One A, one B, nine C’s and five D’s. That’s a 1.88 grade point average on a four-point scale.

And how much taxpayer money is being spent to produce such excellence?

Well…

  • $9,797 per student per year at Breaux Bridge Elementary.
  • $9,148 at Breaux Bridge High.
  • $11,121 at Breaux Bridge Junior High.
  • $10,488 at Breaux Bridge Primary.
  • $10,522 at Catahoula Elementary.
  • $8,838 at Cecilia High.
  • $9,240 at Cecilia Junior High.
  • $9,278 at Cecilia Primary.
  • $10,015 at The St. Martin Early Learning Center.
  • $8,932 at Parks Middle.
  • $8,664 at Parks Primary.
  • $12,187 at St. Martinville Junior High.
  • $9,516 at St. Martinville Primary.
  • $9,173 at St. Martinville High.
  • $13,209 at Stephensville Elementary.
  • $8,841 at Teche Elementary.

Isn’t it interesting that the A school, Parks Primary, is the cheapest one at $8,664 and the B school, Cecilia High, is the second-cheapest at $8,838?

That might indicate a lack of solid financial controls in St. Martin Parish, or at least an inattention to proper resource management.

There’s Lottie Beebe’s hawkish attention to accountability for tax dollars. It’s right there in the school district which employs her as an executive.

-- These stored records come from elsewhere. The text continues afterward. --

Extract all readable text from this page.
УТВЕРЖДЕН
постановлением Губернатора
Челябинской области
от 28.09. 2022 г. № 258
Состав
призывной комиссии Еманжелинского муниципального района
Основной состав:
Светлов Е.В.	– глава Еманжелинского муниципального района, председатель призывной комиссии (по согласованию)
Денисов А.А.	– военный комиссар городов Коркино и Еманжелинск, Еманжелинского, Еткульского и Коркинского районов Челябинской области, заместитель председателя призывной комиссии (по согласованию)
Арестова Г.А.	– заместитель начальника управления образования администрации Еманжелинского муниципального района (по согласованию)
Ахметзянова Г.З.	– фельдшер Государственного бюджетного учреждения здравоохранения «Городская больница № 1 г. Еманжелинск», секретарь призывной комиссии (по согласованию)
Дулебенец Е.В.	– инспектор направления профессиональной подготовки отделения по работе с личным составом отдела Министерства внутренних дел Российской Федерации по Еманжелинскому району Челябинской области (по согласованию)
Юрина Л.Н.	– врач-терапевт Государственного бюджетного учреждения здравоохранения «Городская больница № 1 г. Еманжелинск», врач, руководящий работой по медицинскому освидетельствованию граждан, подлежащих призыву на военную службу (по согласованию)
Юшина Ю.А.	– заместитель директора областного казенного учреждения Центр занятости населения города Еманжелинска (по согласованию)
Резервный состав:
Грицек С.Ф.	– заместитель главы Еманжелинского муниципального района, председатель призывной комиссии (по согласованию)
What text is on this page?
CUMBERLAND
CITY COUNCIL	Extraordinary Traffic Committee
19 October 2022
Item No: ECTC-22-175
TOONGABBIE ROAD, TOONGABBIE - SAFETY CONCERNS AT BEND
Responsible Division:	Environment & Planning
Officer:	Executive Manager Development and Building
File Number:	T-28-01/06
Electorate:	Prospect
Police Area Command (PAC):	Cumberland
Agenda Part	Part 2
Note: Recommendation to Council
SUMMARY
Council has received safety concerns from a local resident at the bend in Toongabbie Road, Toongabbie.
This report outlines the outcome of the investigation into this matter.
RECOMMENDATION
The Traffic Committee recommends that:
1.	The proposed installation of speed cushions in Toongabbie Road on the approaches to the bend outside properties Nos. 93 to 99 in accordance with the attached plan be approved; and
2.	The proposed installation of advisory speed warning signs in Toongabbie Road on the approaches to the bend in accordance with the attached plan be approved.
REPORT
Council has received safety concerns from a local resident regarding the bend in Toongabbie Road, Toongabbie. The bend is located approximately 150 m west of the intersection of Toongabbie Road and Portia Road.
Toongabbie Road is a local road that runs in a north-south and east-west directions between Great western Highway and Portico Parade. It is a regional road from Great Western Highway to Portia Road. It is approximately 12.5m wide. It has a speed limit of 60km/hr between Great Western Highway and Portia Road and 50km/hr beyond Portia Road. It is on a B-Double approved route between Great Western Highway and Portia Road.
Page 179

But she insists she’s not in the status quo, and offers as evidence the fact that McCollister doesn’t know her. Which brings to mind Matthew 7:16…

By their fruit you will recognize them. Do people pick grapes from thornbushes, or figs from thistles?

Beebe wasn’t done, though. She was just getting started…

Hey Rolf,

Actually, who cares what you think about my whining? As a BESE representative, I am entitled to voice my concerns as well as the concerns of constituents. My campaign was based on responsible school reform and not on haphazardly implemented reform initiatives that are nothing more than experimentation. High quality teachers and school administrators are leaving the classroom in numbers.

In case you don’t know it, there is a mass exodus of teachers leaving the profession. Perhaps, it is because of the disrespect shown to them. Many have reached out to me to say they have had enough abuse over the years with one experimental teacher evaluation after the other. They are going home. Governor Roemer’s evaluation model failed and his son and daughter appear to want to salvage their father’s dream.

On another note, we are requiring our teachers to write their own curriculum when many lack the expertise at writing the curriculum. Teams are set up in the St. Martin Parish School System. We are making every effort to comply with the state’s mandates. It is evident you think teachers are responsible for student failure. For the record, I am not against those enlisted by Teach for America. I am against TFA–a staffing agency raking in millions of dollars that could be better spent on resources to aid in school improvement efforts. The Louisiana Department of Education has an Educator Pipeline to which individuals across the state can apply to teach in Louisiana at no cost, sir!!!. There is no staffing fee required! In closing, I invite you to visit the St. Martin Parish School System to spend a week–not an hour. I also invite you to substitute teach in a classroom for a day or two. Perhaps, you would walk away with an attitude adjustment and respect for educators.

Are teachers leaving charter schools and private schools in droves? If so, we haven’t heard about it.

Maybe they’re leaving traditional public schools because that model doesn’t work anymore and they know it.

But based on the numbers above, maybe McCollister ought to spend a week at St. Martin. He could bring a CPA and a management expert with him – and it’s quite possible the attitude adjustment which results might be on the part of somebody other than who Beebe expects.

And now, shortly, I expect we’ll see some comments from the District 3 BESE representative to lecture us on how little we know about public schools and the status quo.

UPDATE: Sorry – as of 11 days ago Lottie Beebe is now the Superintendent of Schools in St. Martin, which proves our point even more.